Setelah menjadi pedagang sukses, Jaka Sudra banyak berkenalan dan relasi. Salah satu di antaranya Li Tyong Bin dari Cirebon. Seorang kolektor benda-benda pusaka bertuah. Suatu hari Li Tyong Bin berpesan bila ada benda bertuah,akan dibeli dengan harga tinggi. Jaka Sudra sanggup. Salah satu kawannya memberitahukan bahwa Haji Asrar memiliki sebuah cincin bertuah. Jaka

Sudra membujuk agar cincin itu dijual. Bila memang bertuah ia mau membeli dengan harga tinggi. Sebelumnya ia mencoba kesaktiannya. Cincin dikalungkan pada leher seekor ayam jantan. Ayam ditembak, tidak terluka. Untuk meyakinkan dicoba lagi. Cincin dipegang oleh seseorang. Kuku dan rambutnya tidak bisa dipotong dengan senjata apa pun. Jaka Sudra yakin bahwa cincin itu bertuah (P.x.35).

Masyarakat Jawa percaya terhadap benda-benda pusaka yang bersifat mistis. Benda itu sebagai mascot yang memiliki kekuatan supranatural. Padahal dalam Islam benda-benda itu tidak memiliki kekuatan, karena segala kekuatan hanya milik Allah. Hal itu sejalan dengan pernyataan Haji Asrar pemilik cincin akik. Ia menjelaskan kepada Jaka Sudra, (P.x. 43).

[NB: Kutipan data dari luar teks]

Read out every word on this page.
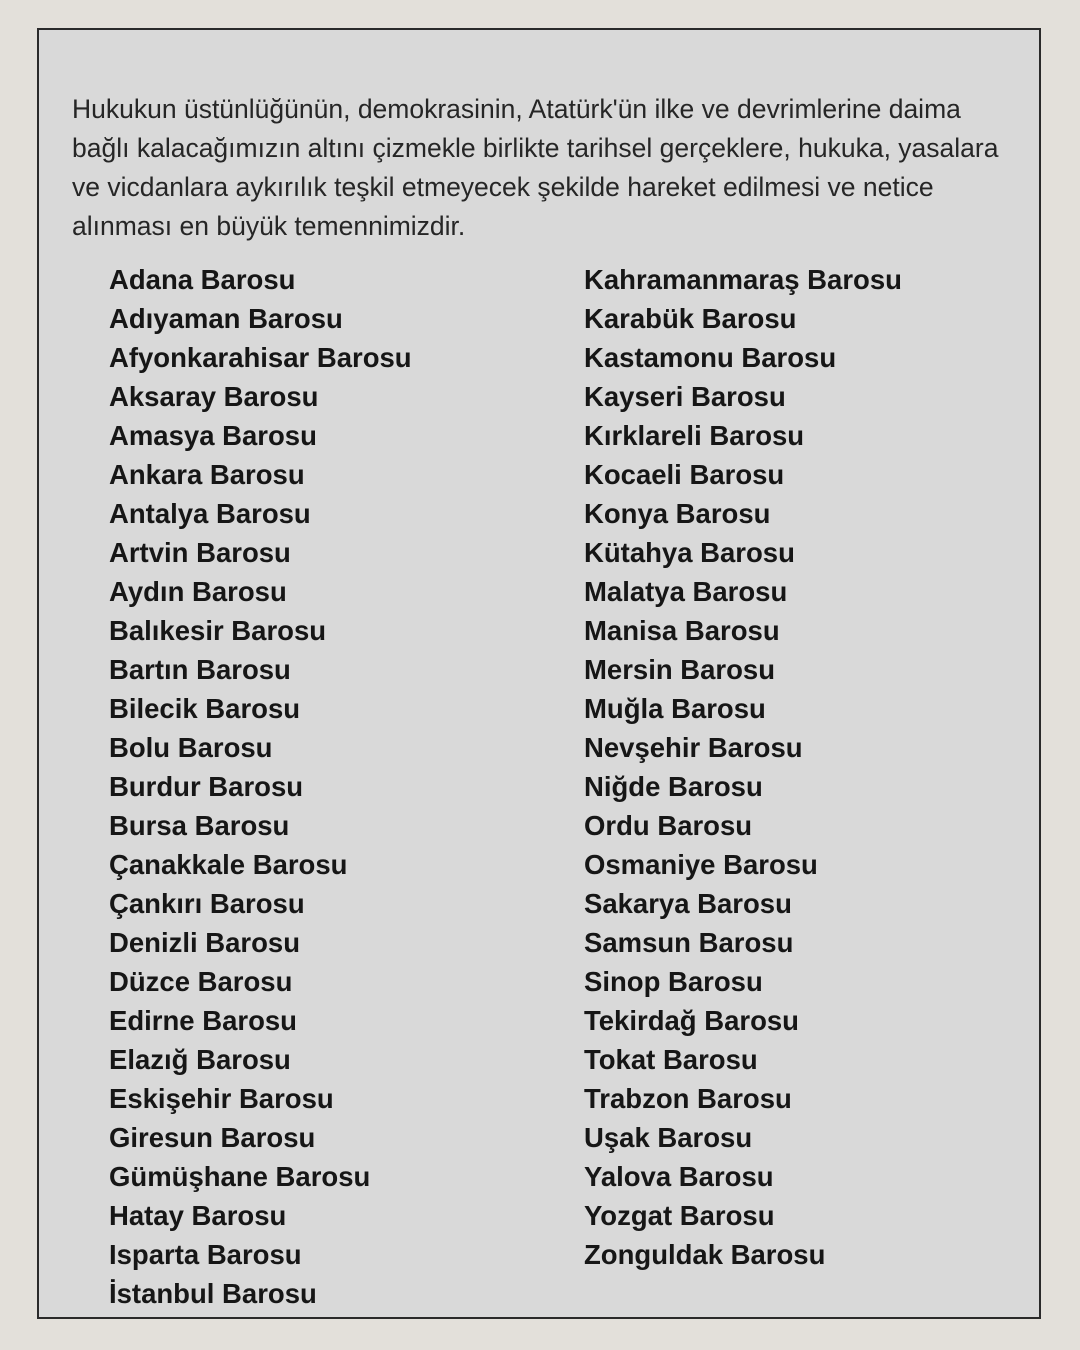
Hukukun üstünlüğünün, demokrasinin, Atatürk'ün ilke ve devrimlerine daima bağlı kalacağımızın altını çizmekle birlikte tarihsel gerçeklere, hukuka, yasalara ve vicdanlara aykırılık teşkil etmeyecek şekilde hareket edilmesi ve netice alınması en büyük temennimizdir.

Adana Barosu
Adıyaman Barosu
Afyonkarahisar Barosu
Aksaray Barosu
Amasya Barosu
Ankara Barosu
Antalya Barosu
Artvin Barosu
Aydın Barosu
Balıkesir Barosu
Bartın Barosu
Bilecik Barosu
Bolu Barosu
Burdur Barosu
Bursa Barosu
Çanakkale Barosu
Çankırı Barosu
Denizli Barosu
Düzce Barosu
Edirne Barosu
Elazığ Barosu
Eskişehir Barosu
Giresun Barosu
Gümüşhane Barosu
Hatay Barosu
Isparta Barosu
İstanbul Barosu
Kahramanmaraş Barosu
Karabük Barosu
Kastamonu Barosu
Kayseri Barosu
Kırklareli Barosu
Kocaeli Barosu
Konya Barosu
Kütahya Barosu
Malatya Barosu
Manisa Barosu
Mersin Barosu
Muğla Barosu
Nevşehir Barosu
Niğde Barosu
Ordu Barosu
Osmaniye Barosu
Sakarya Barosu
Samsun Barosu
Sinop Barosu
Tekirdağ Barosu
Tokat Barosu
Trabzon Barosu
Uşak Barosu
Yalova Barosu
Yozgat Barosu
Zonguldak Barosu
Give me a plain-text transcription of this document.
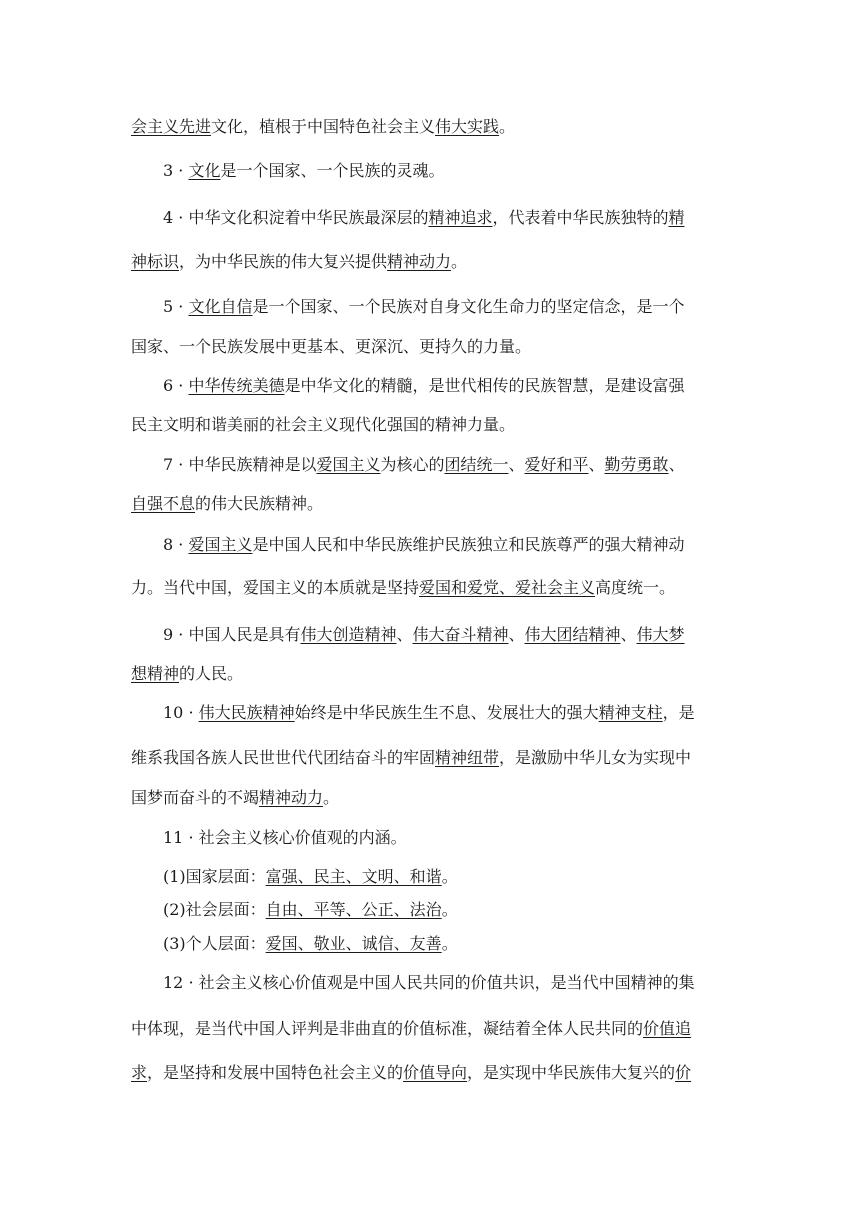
会主义先进文化，植根于中国特色社会主义伟大实践。
3 · 文化是一个国家、一个民族的灵魂。
4 · 中华文化积淀着中华民族最深层的精神追求，代表着中华民族独特的精
神标识，为中华民族的伟大复兴提供精神动力。
5 · 文化自信是一个国家、一个民族对自身文化生命力的坚定信念，是一个
国家、一个民族发展中更基本、更深沉、更持久的力量。
6 · 中华传统美德是中华文化的精髓，是世代相传的民族智慧，是建设富强
民主文明和谐美丽的社会主义现代化强国的精神力量。
7 · 中华民族精神是以爱国主义为核心的团结统一、爱好和平、勤劳勇敢、
自强不息的伟大民族精神。
8 · 爱国主义是中国人民和中华民族维护民族独立和民族尊严的强大精神动
力。当代中国，爱国主义的本质就是坚持爱国和爱党、爱社会主义高度统一。
9 · 中国人民是具有伟大创造精神、伟大奋斗精神、伟大团结精神、伟大梦
想精神的人民。
10 · 伟大民族精神始终是中华民族生生不息、发展壮大的强大精神支柱，是
维系我国各族人民世世代代团结奋斗的牢固精神纽带，是激励中华儿女为实现中
国梦而奋斗的不竭精神动力。
11 · 社会主义核心价值观的内涵。
(1)国家层面：富强、民主、文明、和谐。
(2)社会层面：自由、平等、公正、法治。
(3)个人层面：爱国、敬业、诚信、友善。
12 · 社会主义核心价值观是中国人民共同的价值共识，是当代中国精神的集
中体现，是当代中国人评判是非曲直的价值标准，凝结着全体人民共同的价值追
求，是坚持和发展中国特色社会主义的价值导向，是实现中华民族伟大复兴的价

Orang yang percaya kepada kekuatan terhadap suatu benda termasuk orang bodoh (tetep wong cupet budi), tidak percaya akan kekuasaan Allah, dan imannya lemah. Mereka menghamba kepada benda, dia orang kafir. Benda-benda itu hanya sebagai sarana memohon kepada Tuhan (sadaya amung piranti, kangge sarana, nenuwun ing Hyang Widi.(P. xv)

Pada pupuh xvii. 19-22, dijelaskan bahwa seorang kolektor benda pusaka, di Solo menginginkan benda pusaka apa pun bentuknya. Seorang kawan Jaka Sudra Mudha memberitahukan bahwa Abu Kasan seorang petani di desa Poncol, Gunung Kidul, memiliki cundrik (keris kecil) bertuah. Jaka Sudra Mudha ingin mengetahui kekuatan benda itu. Ia mencoba keris pada seekor cicak, diletakkan di bawahnya seketika kering dan gosong. Ia percaya bahwa pusaka itu memiliki kekuatan gaib, (P.xvii.20-21). Untuk membuktikan dan meyakinkan Jaka Sudra, Abu Kasan menceritakan seekor kerbau yang tanpa sengaja menyentuh keris, seketika itu mati kaku dan kering. Pak Abu ditahan, karena tanpa bukti kuat, dia dibebaskan.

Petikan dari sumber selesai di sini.